I don't think that it's about risking other kids while trying to keep your younger child safe.

We don't know anything about the DDs involved. Maybe DD2 is a potential distraction on a longer journey which makes it more unsafe for everyone. Maybe DD1 driving on her own or with someone who knows when to shut up and let her concentrate is perfectly fine.

There isn't a one size fits all approach to this.

Rattail · 21/07/2018 10:59

You can get a black box for a shared car, they have to log into an app whenever they drive or they aren't insured. I would definately get this for her.

shockedandsurprised · 21/07/2018 11:01

I think you've done the right thing op, my parents let my brother drive me around when he passed and he drove straight into a parked car on an otherwise empty street about 200 yards from home. Fortunately neither of us was badly injured. 3 months later he rolled the car on an empty road and wrote it off

BlueBug45 · 21/07/2018 12:38

Before they changed the law governing sex discrimination in insurance, insurers would charge young men much more than young women as young men were statistically more of a risk to other people when driving. This was attributed to their risk taking attitude. (At the other end of the age scale old women would be charged more than old men, due to lack of experience.)

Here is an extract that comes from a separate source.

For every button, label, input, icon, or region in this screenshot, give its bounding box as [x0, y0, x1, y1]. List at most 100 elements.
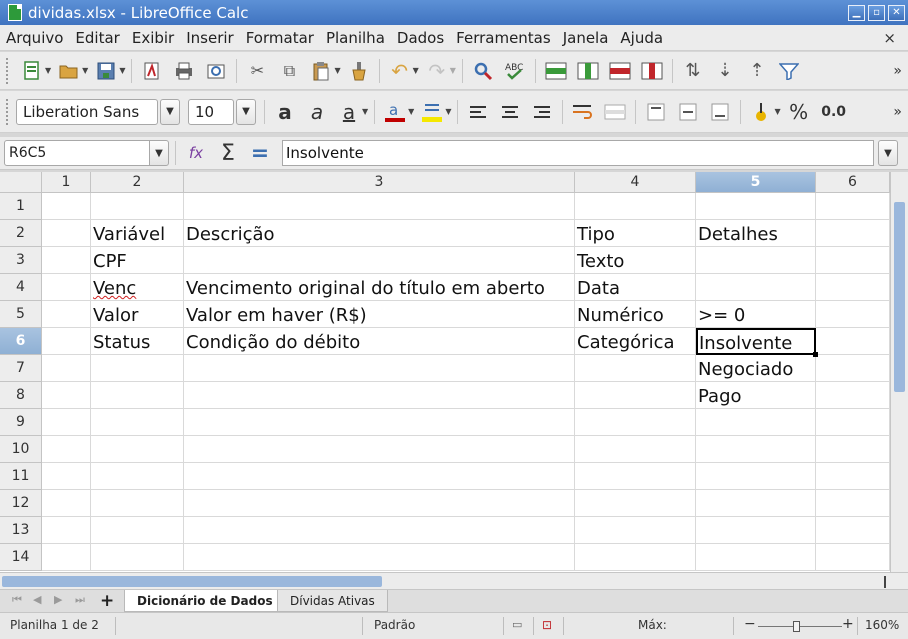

So those saying their son or brother crashed when driving are not doing a fair comparison as the OP is talking about her daughter.

Jorah · 21/07/2018 13:07

I wasn't suggesting stirner was lying, I was pointing out that things have changed a lot since you could get insurance to drive 24k a year a month after you'd passed your test, let alone using a car for business use. None of the insurance I looked at for dd would have let her use a car for business use.

So basically what everyone did years ago is not at all relevant.

OP posts:
Stirner · 21/07/2018 22:42

@Jorah - I passed my test two and a half years ago, has it changed that much since then ?

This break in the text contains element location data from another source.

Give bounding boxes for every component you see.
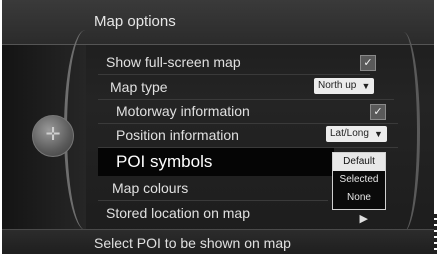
menu-item-label: POI symbols: [116, 152, 213, 171]
check-icon[interactable]: ✓: [370, 104, 386, 120]
menu-item-label: Show full-screen map: [106, 54, 241, 70]
menu-item-motorway-information[interactable]: Motorway information ✓: [98, 99, 398, 124]
map-options-screen: Map options ✛ Show full-screen map ✓ Map…: [2, 0, 434, 254]
menu-item-label: Map colours: [112, 180, 189, 196]
menu-item-label: Stored location on map: [106, 205, 250, 221]
menu-item-label: Map type: [110, 79, 168, 95]
popup-option-none[interactable]: None: [333, 189, 385, 207]
popup-option-selected[interactable]: Selected: [333, 171, 385, 189]
page-title: Map options: [94, 13, 176, 30]
menu-item-map-type[interactable]: Map type North up ▼: [98, 75, 394, 100]
position-info-dropdown[interactable]: Lat/Long ▼: [326, 126, 387, 142]
chevron-down-icon: ▼: [361, 81, 371, 91]
chevron-right-icon: ▶: [359, 213, 368, 225]
dropdown-value: Lat/Long: [330, 128, 369, 139]
menu-item-label: Position information: [116, 127, 239, 143]
status-text: Select POI to be shown on map: [94, 235, 291, 251]
menu-item-position-information[interactable]: Position information Lat/Long ▼: [98, 123, 398, 148]
header-bar: Map options: [2, 0, 434, 45]
dropdown-value: North up: [318, 80, 357, 91]
edge-dashes: [434, 214, 437, 254]
menu-item-label: Motorway information: [116, 103, 250, 119]
check-icon[interactable]: ✓: [360, 55, 376, 71]
chevron-down-icon: ▼: [374, 129, 383, 139]
menu-item-map-colours[interactable]: Map colours: [98, 176, 328, 201]
poi-symbols-popup: Default Selected None: [332, 152, 386, 210]
status-bar: Select POI to be shown on map: [2, 229, 434, 254]
compass-icon: ✛: [45, 124, 61, 145]
menu-item-show-full-screen-map[interactable]: Show full-screen map ✓: [98, 50, 376, 75]
control-knob[interactable]: ✛: [32, 115, 74, 157]
popup-option-default[interactable]: Default: [333, 153, 385, 171]
map-type-dropdown[interactable]: North up ▼: [314, 78, 375, 94]
menu-item-poi-symbols[interactable]: POI symbols: [98, 148, 334, 176]
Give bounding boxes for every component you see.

Jghijjjoo · 21/07/2018 22:48

I said the oldest one should get some experience under her belt before driving her younger brother around, or both parents without her brother, for exactly the same reason.

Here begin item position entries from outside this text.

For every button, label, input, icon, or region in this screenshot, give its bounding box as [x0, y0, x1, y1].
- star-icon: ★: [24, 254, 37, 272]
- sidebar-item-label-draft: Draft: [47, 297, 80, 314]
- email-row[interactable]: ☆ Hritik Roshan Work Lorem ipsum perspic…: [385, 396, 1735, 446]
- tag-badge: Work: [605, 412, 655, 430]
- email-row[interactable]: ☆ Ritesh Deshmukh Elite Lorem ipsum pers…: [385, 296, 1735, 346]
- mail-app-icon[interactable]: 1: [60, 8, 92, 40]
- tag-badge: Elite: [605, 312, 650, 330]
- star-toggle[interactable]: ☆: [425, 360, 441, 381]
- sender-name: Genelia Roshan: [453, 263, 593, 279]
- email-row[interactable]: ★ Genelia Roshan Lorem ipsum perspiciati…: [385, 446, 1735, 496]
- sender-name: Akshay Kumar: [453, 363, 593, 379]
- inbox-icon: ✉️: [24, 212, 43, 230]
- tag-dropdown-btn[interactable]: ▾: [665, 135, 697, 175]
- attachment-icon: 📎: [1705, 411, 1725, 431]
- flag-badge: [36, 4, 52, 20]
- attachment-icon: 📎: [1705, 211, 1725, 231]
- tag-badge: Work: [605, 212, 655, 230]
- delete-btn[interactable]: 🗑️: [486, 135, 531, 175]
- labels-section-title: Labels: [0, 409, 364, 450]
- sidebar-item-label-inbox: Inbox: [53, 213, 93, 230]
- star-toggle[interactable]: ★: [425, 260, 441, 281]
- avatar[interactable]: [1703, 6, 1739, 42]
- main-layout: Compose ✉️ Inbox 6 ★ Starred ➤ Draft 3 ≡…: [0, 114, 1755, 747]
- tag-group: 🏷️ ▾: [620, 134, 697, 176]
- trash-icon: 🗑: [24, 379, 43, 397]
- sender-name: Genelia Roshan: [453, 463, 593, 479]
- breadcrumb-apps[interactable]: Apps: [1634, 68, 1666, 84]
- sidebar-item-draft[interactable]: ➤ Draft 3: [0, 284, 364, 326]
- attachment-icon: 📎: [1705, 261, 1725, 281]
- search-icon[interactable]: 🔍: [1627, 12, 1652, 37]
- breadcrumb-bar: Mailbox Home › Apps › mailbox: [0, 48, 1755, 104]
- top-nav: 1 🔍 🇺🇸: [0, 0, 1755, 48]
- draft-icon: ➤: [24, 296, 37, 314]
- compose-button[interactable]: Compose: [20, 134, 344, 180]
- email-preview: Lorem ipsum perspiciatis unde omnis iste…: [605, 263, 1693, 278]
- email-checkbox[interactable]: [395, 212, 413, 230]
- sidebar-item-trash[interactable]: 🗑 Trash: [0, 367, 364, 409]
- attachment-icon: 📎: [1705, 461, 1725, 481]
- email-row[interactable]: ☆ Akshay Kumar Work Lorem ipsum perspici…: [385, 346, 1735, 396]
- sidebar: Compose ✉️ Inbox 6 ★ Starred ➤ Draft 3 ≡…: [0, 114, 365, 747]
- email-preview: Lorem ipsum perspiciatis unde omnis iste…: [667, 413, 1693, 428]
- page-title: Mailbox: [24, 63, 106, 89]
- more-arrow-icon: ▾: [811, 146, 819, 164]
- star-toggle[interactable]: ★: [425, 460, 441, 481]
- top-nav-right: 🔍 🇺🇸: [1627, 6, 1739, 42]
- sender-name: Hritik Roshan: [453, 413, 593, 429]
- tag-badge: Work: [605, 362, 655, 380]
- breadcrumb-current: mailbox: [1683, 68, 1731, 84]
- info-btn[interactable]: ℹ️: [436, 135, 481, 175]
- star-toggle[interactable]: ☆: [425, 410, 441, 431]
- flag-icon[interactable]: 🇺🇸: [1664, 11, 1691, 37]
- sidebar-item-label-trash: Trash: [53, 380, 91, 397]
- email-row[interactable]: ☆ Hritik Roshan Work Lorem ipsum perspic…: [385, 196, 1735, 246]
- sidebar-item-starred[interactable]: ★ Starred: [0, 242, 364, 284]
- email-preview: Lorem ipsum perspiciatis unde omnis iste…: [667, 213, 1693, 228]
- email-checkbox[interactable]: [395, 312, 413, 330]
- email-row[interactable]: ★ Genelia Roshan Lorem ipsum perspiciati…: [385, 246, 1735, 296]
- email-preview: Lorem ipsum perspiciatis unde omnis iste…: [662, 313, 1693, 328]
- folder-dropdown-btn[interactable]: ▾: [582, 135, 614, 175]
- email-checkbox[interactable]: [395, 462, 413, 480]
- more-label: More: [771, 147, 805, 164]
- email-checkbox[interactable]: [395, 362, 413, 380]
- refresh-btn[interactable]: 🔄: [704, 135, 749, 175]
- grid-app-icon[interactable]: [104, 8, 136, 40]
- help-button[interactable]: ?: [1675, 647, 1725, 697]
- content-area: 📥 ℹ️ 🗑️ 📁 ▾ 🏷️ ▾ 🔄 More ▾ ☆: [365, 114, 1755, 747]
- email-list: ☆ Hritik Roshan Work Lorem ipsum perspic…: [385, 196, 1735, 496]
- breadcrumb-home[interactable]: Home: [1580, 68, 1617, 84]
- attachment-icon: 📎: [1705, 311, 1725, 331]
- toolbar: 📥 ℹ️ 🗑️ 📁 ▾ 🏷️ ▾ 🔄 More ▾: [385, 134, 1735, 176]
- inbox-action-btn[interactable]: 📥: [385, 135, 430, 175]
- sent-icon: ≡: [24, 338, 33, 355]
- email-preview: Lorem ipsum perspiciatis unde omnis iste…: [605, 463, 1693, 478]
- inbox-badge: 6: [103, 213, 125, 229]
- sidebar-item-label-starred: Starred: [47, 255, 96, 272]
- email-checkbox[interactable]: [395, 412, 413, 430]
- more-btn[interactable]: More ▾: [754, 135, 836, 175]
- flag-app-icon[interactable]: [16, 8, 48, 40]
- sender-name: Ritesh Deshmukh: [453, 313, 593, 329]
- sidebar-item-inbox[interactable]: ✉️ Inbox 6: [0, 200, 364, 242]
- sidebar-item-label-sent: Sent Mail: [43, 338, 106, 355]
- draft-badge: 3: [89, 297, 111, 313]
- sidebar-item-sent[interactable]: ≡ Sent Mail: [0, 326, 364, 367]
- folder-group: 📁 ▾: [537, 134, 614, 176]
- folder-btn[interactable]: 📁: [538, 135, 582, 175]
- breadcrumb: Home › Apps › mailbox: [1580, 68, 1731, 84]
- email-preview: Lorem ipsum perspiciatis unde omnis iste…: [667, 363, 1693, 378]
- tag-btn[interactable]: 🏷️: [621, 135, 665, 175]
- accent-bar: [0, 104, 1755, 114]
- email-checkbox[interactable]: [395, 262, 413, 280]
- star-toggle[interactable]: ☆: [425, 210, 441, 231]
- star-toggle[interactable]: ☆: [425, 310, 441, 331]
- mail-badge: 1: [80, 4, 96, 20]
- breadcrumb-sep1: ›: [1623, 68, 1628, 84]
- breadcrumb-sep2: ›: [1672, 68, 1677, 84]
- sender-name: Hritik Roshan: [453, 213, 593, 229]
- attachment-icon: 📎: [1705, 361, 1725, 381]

TheGr3atEscapez · 22/07/2018 01:05

I really don't understand the reluctance related to stopping people from driving. I had a moped/motorcycles from 16+. I passed my tests and did a voluntary safety course. Nobody ever said to me that I couldn't take a passenger !. I passed driving test at 17 and drove cars and mini buses. People learn road sense by driving in a variety of weather, time of day, rural or motorway. I don't understand the restrictions ???

WaxOnFeckOff · 22/07/2018 08:36

Then maybe have a look at the link I posted?

WTFnnoh · 22/07/2018 11:15

TBH I feel that you only really start learning real lessons of driving AFTER you’ve passed your test. That’s when you need to learn judgement and risk assessment and understanding how to deal with difficult or strange situations alone. I learned to drive and passed my test at 26 and although I’ve always been a very confident driver (possibly too confident at times) I feel like the test taught me to operate the car and understand road safety but my solo driving taught me to be a good road user.

IMO your DD needs to learn to drive solo before she ferries her sis. Having a passenger can cause distraction that a new driver is not ready for. When I was learning I couldn’t even have the radio on because I couldn’t concentrate properly with the noise. How will you DD cope if her sis is chatting and she’s trying to navigate a tricky roundabout or unfamiliar road?

I don’t think there’s anything wrong with asking your DD not to carry passengers for a few months until she’s a little more experienced. Driving can be a high risk activity. There’s nothing wrong with being cautious and your DD should understand that.